Prof Elbe has research interests in global health, the international politics of disease, health security, bio-Security, pandemics, and the international politics of HIV/AIDS. He is also the PI on an ERC grant on 'Pharmaceuticals and Security’.

Bella Starling

Dr Bella Starling

Wellcome Trust Engagement Fellow 

Bella Starling is a Wellcome Trust Engagement Fellow, on secondment from her role as Director of Public Programmes at Central Manchester University Hospitals NHS Foundation Trust and the University of Manchester. Her career has spanned neuroscience, genetics and stem cell research, science writing, biomedical ethics, public engagement, patient involvement and science policy, both as a practitioner and strategic adviser. She is passionate about inclusion in, and democratisation of, research; her Fellowship will explore how public engagement with research can act as a catalyst for social change. 
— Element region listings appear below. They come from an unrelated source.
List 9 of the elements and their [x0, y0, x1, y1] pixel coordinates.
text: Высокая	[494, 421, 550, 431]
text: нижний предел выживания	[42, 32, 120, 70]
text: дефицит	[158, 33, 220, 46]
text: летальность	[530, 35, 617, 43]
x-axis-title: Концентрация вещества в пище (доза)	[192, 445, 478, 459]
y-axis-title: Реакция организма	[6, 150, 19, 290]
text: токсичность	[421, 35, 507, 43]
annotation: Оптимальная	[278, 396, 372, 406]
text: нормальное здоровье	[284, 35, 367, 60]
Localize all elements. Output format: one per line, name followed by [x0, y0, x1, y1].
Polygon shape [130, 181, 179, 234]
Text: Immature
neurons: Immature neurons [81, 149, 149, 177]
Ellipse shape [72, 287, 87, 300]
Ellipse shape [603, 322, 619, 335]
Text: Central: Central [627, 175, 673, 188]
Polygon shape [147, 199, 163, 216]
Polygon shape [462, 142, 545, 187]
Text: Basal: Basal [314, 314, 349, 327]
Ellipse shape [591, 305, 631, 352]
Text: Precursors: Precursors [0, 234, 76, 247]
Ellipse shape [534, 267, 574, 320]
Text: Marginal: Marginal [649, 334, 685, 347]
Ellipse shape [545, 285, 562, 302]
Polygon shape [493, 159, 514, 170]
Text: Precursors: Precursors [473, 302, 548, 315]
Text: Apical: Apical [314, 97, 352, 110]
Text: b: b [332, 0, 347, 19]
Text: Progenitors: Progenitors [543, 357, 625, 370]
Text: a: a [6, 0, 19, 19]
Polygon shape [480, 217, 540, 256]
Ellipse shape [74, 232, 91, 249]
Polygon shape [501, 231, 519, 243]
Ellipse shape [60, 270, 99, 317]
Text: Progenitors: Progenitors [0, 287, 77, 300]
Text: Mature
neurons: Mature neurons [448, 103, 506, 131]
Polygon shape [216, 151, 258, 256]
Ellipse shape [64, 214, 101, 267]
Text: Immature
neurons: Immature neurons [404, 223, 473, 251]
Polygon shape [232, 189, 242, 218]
Previous roles have included: postdoctoral research on neural stem cells at King's College London, adviser at the Parliamentary Office of Science and Technology, various roles at the Wellcome Trust on their biomedical ethics and public engagement funding programmes. She is a member of the MHRA's Patient and Public Engagement Expert Advisory Group, and served on the Human Genetics Commission.

Collaborating Staff 

Dr Hayley MacGregor 
Research Fellow, Institute of Development Studies

Hayley’s work focuses on water and sanitation, forced displacement and resistance, scarcity, rights and access, resource grabbing and the politics of environment, development and sustainability.

Prof Michael Parker 
Director of the Ethox Centre and Wellcome Centre for Ethics, Innovation, Globalisation and Medicine

Michael’s main research interest is in the ethics of collaborative global health research.

Prof Eleftheria Zeggini
Group Leader, Wellcome Trust Sanger Institute

Eleftheria's scientific interests focus on the genetics and genomics of complex traits, primarily cardiometabolic and musculoskeletal phenotypes, and on addressing relevant statistical genetics issues.

Dr Charles Rotimi
Chief and Senior Investigator, National Human Genome Research Institute

Charles’ main research areas focus on understanding the etiology of complex diseases and health disparities. His team takes advantage of vast interethnic differences in the distribution of genetic and environmental risk factors, with particular emphasis on populations of African ancestry living in Africa, the US, and the Caribbean.

Dr Adebowale Adeyemo
Deputy Director, Center for Research on Genomics and Global Health

Adebowale’s current research portfolio includes genetic epidemiology studies of common complex diseases (including type 2 diabetes, hypertension, and obesity) and neglected tropical diseases (podoconiosis) using a wide variety of approaches, including genome-wide association studies, targeted sequencing, exome arrays, and whole exome sequencing.

Dr Colleen McBride
Chair in Behavioural Sciences and Health Education, Rollins School of Public Health

Colleen’s research focuses on innovative public health interventions to promote risk-reducing behaviours, specifically using genetic information to motivate healthy behaviours.